I have formalized the above argument in Coq using QArith, Coq’s formalized rational number library. I won’t go into great detail here how I formalized it, but you may find the coq file on my github.

I will just end with three simple computations done in Coq using my formalization of the above arguments. The input to the routine is the rational number $$c$$ you wish to have an approximate square root for, and the error tolerance $$\epsilon$$ you want to satisfy. The smaller your tolerance, the more expensive the square root becomes to compute.
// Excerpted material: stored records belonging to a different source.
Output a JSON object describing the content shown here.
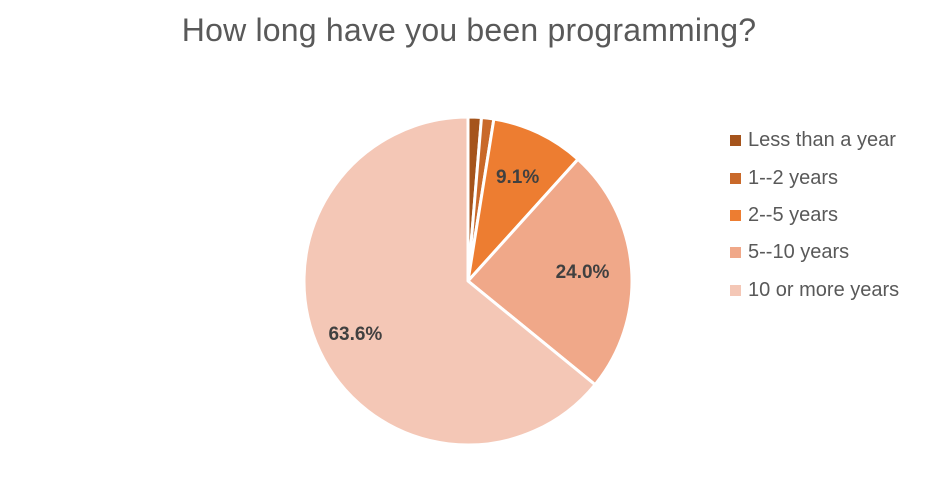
{
  "chart_data": {
    "type": "pie",
    "title": "How long have you been programming?",
    "categories": [
      "Less than a year",
      "1--2 years",
      "2--5 years",
      "5--10 years",
      "10 or more years"
    ],
    "values": [
      1.3,
      1.2,
      9.1,
      24.0,
      63.6
    ],
    "data_labels": [
      "",
      "",
      "9.1%",
      "24.0%",
      "63.6%"
    ],
    "colors": [
      "#A5541C",
      "#C9692A",
      "#ED7D31",
      "#F0A889",
      "#F4C7B6"
    ],
    "legend_position": "right",
    "start_angle": "12 o'clock",
    "direction": "clockwise"
  }
}
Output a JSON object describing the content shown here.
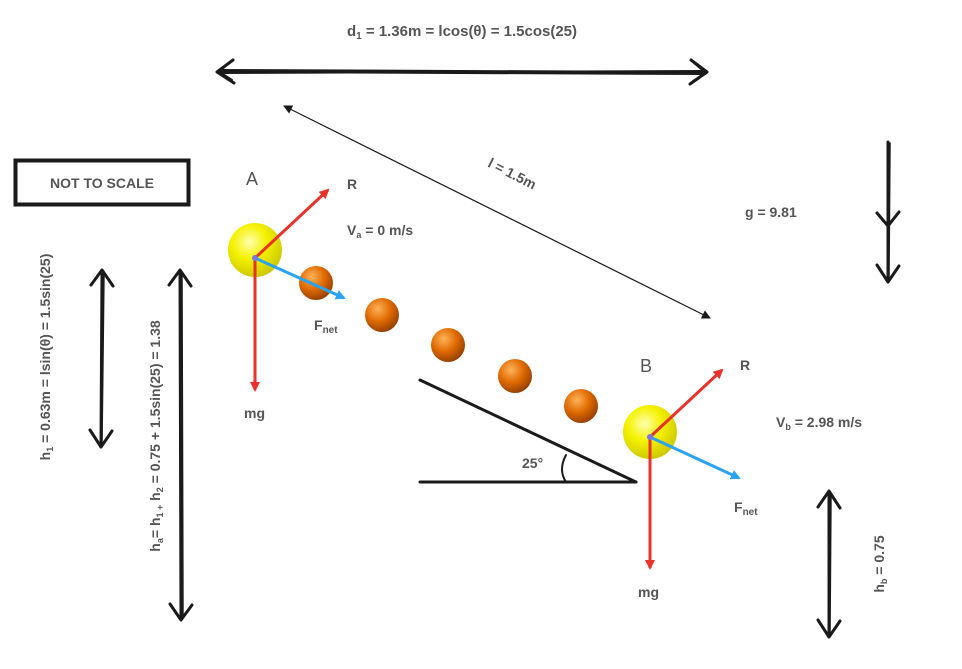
{
  "labels": {
    "d1_prefix": "d",
    "d1_sub": "1",
    "d1_rest": " = 1.36m = lcos(θ) = 1.5cos(25)",
    "l_label": "l = 1.5m",
    "not_to_scale": "NOT TO SCALE",
    "g_label": "g = 9.81",
    "point_a": "A",
    "point_b": "B",
    "r_a": "R",
    "r_b": "R",
    "va_prefix": "V",
    "va_sub": "a",
    "va_rest": " = 0 m/s",
    "vb_prefix": "V",
    "vb_sub": "b",
    "vb_rest": " = 2.98 m/s",
    "fnet_a_main": "F",
    "fnet_a_sub": "net",
    "fnet_b_main": "F",
    "fnet_b_sub": "net",
    "mg_a": "mg",
    "mg_b": "mg",
    "angle": "25°",
    "h1_prefix": "h",
    "h1_sub": "1",
    "h1_rest": " = 0.63m = lsin(θ) = 1.5sin(25)",
    "ha_prefix": "h",
    "ha_sub1": "a",
    "ha_mid1": "= h",
    "ha_sub2": "1 +",
    "ha_mid2": " h",
    "ha_sub3": "2",
    "ha_rest": " = 0.75 + 1.5sin(25) = 1.38",
    "hb_prefix": "h",
    "hb_sub": "b",
    "hb_rest": " = 0.75"
  },
  "colors": {
    "force_red": "#e8322a",
    "fnet_blue": "#2aa3f0",
    "ball_yellow": "#f2f000",
    "ball_orange": "#e06a00",
    "text_gray": "#555555",
    "ink": "#1a1a1a"
  }
}
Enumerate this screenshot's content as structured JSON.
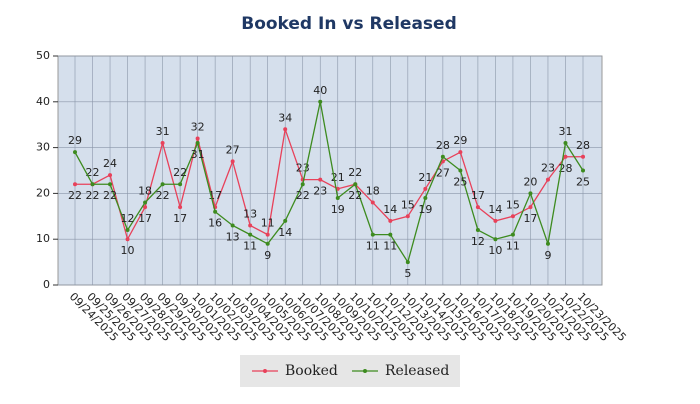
{
  "chart_data": {
    "type": "line",
    "title": "Booked In vs Released",
    "categories": [
      "09/24/2025",
      "09/25/2025",
      "09/26/2025",
      "09/27/2025",
      "09/28/2025",
      "09/29/2025",
      "09/30/2025",
      "10/01/2025",
      "10/02/2025",
      "10/03/2025",
      "10/04/2025",
      "10/05/2025",
      "10/06/2025",
      "10/07/2025",
      "10/08/2025",
      "10/09/2025",
      "10/10/2025",
      "10/11/2025",
      "10/12/2025",
      "10/13/2025",
      "10/14/2025",
      "10/15/2025",
      "10/16/2025",
      "10/17/2025",
      "10/18/2025",
      "10/19/2025",
      "10/20/2025",
      "10/21/2025",
      "10/22/2025",
      "10/23/2025"
    ],
    "series": [
      {
        "name": "Booked",
        "color": "#e8415a",
        "values": [
          22,
          22,
          24,
          10,
          17,
          31,
          17,
          32,
          17,
          27,
          13,
          11,
          34,
          23,
          23,
          21,
          22,
          18,
          14,
          15,
          21,
          27,
          29,
          17,
          14,
          15,
          17,
          23,
          28,
          28
        ]
      },
      {
        "name": "Released",
        "color": "#3d8b1f",
        "values": [
          29,
          22,
          22,
          12,
          18,
          22,
          22,
          31,
          16,
          13,
          11,
          9,
          14,
          22,
          40,
          19,
          22,
          11,
          11,
          5,
          19,
          28,
          25,
          12,
          10,
          11,
          20,
          9,
          31,
          25
        ]
      }
    ],
    "ylim": [
      0,
      50
    ],
    "yticks": [
      0,
      10,
      20,
      30,
      40,
      50
    ],
    "grid": true
  }
}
### The case $$c=2$$, $$\epsilon = \frac{1}{10}$$

Eval compute in (sqrt_with_err (2#1) (1#10)).
(*
result: 544/384
*)



The result is

$\frac{544}{384}$

### The case $$c=2$$, $$\epsilon = \frac{1}{100}$$

Eval compute in (sqrt_with_err (2#1) (1#100)).
(*
5585613357056 / 3949625081856
*)



The result is

$\frac{5585613357056}{3949625081856}$

### The case $$c=2$$, $$\epsilon = \frac{1}{1000}$$

Eval compute in (sqrt_with_err (2#1) (1#1000)).
(*

124796306297948855091593216 / 88244314450313083820703744
*)



The result is

$\frac{124796306297948855091593216}{88244314450313083820703744}$

### The case $$c=2$$, $$\epsilon = \frac{1}{10000}$$

Eval compute in (sqrt_with_err (2#1) (1#10000)).
(*

15523401825382753748015991456494612479890246964696135663503014851104858287082550715570437825607166429495296/
10976702697811775276479974021712309192862272555841355215716474568827946263816058771853758825719716730896384

*)



The result is

$\frac{15523401825382753748015991456494612479890246964696135663503014851104858287082550715570437825607166429495296}{10976702697811775276479974021712309192862272555841355215716474568827946263816058771853758825719716730896384}$

## Conclusions

I started this with the thought of bringing real-analytic techniques to rational numbers so as to make them more useful for proving properties about iterative algorithms, but it is quite a bit more challenging than with real numbers and I am still on the fence about whether the extra work is worth it. It is something I have to think a bit more about.

## Acknowledgements

Big thanks to my good friend Tiago Cogumbreiro for teaching me Coq and guiding me through the world of functional programming in general. Tiago helped me with the square root Coq formalization (but any unpleasantness you may find in that code likely has its origin in me rather than Tiago).